По материалам Н. П. Дыренковой, человек, страдающий “шаманской” болезнью, делал колотушку для бубна. Когда, измученный этим недугом, он соглашался стать шаманом, тогда обращался к Эрлику, который разрешал ему сделать себе бубен и наделял его духами-помощниками. При этом Эрлик повелевал шаману, сделав бубен, отправиться, вместе со своими духами, к Ульгену, Шаман к Ульгвну имел право идти только весной [АИЭ АН СССР (ЛО), ф. 3, оп. 2, д. 61, л. 8].

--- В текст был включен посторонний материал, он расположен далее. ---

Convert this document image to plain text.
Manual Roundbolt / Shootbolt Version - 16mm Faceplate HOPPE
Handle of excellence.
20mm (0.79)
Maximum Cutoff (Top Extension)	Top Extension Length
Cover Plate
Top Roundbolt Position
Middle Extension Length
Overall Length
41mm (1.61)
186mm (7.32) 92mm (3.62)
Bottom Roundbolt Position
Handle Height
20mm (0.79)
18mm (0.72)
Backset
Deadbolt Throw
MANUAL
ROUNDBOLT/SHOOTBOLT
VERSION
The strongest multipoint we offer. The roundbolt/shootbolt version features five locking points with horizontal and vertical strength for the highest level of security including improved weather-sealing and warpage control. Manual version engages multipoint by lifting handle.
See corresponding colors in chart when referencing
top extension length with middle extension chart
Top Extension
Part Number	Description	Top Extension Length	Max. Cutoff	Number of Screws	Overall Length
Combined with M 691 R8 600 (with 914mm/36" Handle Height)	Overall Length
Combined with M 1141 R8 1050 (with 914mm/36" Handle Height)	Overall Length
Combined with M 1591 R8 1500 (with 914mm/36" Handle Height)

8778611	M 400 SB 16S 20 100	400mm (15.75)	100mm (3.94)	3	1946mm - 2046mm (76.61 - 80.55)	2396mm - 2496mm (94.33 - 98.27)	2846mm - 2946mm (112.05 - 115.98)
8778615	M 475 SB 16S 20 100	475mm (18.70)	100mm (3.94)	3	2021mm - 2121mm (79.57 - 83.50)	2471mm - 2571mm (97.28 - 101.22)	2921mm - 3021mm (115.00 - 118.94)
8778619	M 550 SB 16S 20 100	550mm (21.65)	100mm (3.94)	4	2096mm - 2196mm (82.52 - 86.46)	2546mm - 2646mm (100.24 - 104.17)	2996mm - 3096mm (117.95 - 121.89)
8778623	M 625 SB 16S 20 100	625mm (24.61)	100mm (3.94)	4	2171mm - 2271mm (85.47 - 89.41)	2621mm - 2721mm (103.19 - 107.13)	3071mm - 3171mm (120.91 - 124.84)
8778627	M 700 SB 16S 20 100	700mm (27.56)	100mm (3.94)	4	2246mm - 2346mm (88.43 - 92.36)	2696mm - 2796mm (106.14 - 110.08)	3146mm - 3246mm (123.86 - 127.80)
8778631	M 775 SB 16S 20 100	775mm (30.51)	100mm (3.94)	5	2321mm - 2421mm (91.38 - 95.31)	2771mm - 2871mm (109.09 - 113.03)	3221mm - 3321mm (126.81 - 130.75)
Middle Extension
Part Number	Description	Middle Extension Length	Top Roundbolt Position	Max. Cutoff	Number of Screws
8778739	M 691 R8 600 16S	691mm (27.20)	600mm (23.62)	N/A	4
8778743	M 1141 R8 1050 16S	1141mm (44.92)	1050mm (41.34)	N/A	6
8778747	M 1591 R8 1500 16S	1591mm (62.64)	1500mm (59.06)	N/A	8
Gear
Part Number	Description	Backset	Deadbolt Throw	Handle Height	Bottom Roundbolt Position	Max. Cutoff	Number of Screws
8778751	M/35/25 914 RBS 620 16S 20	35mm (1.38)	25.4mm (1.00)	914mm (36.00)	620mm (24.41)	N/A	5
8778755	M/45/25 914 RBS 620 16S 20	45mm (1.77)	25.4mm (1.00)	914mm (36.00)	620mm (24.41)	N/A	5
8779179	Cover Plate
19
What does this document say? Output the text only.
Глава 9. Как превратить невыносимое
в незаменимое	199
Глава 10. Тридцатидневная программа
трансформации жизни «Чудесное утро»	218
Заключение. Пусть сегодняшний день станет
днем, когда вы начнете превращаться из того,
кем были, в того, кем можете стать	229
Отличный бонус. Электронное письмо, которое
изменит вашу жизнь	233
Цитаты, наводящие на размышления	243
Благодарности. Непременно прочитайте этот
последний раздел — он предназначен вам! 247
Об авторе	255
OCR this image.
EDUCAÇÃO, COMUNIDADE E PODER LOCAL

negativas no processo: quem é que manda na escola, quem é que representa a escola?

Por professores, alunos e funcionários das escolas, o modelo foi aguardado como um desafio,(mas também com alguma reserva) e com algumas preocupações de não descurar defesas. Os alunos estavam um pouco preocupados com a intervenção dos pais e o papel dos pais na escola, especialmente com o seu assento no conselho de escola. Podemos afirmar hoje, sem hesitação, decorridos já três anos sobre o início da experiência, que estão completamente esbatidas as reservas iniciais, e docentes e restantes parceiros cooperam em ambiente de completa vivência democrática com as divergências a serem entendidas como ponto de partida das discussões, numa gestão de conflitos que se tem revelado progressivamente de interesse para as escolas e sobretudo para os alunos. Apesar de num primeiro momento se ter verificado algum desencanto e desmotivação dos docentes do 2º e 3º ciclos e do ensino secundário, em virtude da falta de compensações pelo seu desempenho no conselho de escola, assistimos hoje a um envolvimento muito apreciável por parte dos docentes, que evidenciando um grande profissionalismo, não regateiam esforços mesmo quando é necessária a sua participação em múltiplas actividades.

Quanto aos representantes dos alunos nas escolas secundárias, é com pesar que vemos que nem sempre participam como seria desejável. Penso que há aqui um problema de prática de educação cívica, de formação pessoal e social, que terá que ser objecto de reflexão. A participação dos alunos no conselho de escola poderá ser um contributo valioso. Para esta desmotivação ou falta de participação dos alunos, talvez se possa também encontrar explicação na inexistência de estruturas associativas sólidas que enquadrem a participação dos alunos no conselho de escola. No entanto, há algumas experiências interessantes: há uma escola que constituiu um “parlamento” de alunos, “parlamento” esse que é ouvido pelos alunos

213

По сведениям, собранным Л. П. Потаповым, шаман, получив разрешение от Мустага, обращался к духу-хозяину бубна, переходившего якобы к нему от умершего шамана, из числа его бывших кровных родственников. Дух-хозяин бубна “давал” новому шаману указания о материале и форме бубна и “сообщал”, где растет дерево, из которого нужно сделать обечайку. После камлания шаман с группой помощников отправлялся в лес и “находил” “свое” дерево. Шорцы, как и кумандинпы, срубали тальник для обечайки. При этом валили его вершиной к востоку. Шаман и его помощники при рубке читали заклинания, где обращались к будущему бубну. По возвращении из леса шорцы в течение двух дней готовили детали бубна. На третий день обечайку обтягивали кожей. Вечером шаман совершал первое камлание с новым атрибутом. В нем он рассказывал духу-хозяину бубна о процессе его изготовления. Затем проводилось “оживление” бубна. Оно начиналось с “оживления” дерева, из куска которого был сделан обод. Дерево, ставшее обечайкой, “обещало” шаману хорошо служить. После этого шаман оживлял марала или оленя, чьей кожей был обтянут бубен. При этом описывалась вся жизнь данного зверя. После того как шаман заканчивал камлание, на бубне в течение всей ночи, до рассвета, играли по очереди все лица мужского пола. При этом запрещалось устраивать перерывы, во время которых бубен смог бы “отдохнуть”. Утром шаман “узнавал” от духа-хозяина бубна, какие сделать на нем изображения. Тут же указанные рисунки наносились на обтяжку. Затем подвешивались все металлические привески. В течение дня бубен сох, а вечером все, кто принимал участие в его изготовлении, привязывали к его перекладине и рукоятке ленточки из материи, после чего шаман проводил камлание с целью “показа” бубна Мустагу. Последний якобы осматривал и проверял прочность атрибута вместе со своими сыновьями - горами Караган, Юш-таш, Карабур, Кедэй. Они сильно били по бубну по три раза. После проверки Мустаг определял, сколько раз шаман должен обновить свой атрибут и сколько лет камлать каждым из них. В конце обряда шаман показывал свой бубен духу Тазыган, изображение которого наносилось на бубен в виде рогатого животного. По мнению Л. П. Потапова, это лось, марал или олень. Заключительным моментом цикла обрядов приобретения первого бубна являлось камлание к Эрлику, которому шаман тоже показывал свой бубен. Эрлик будто бы тоже проверял его и определял количество бубнов, которыми будет владеть новичок. Он указывал то же количество, что и Мустаг [Потапов, 1947, с. 162-164].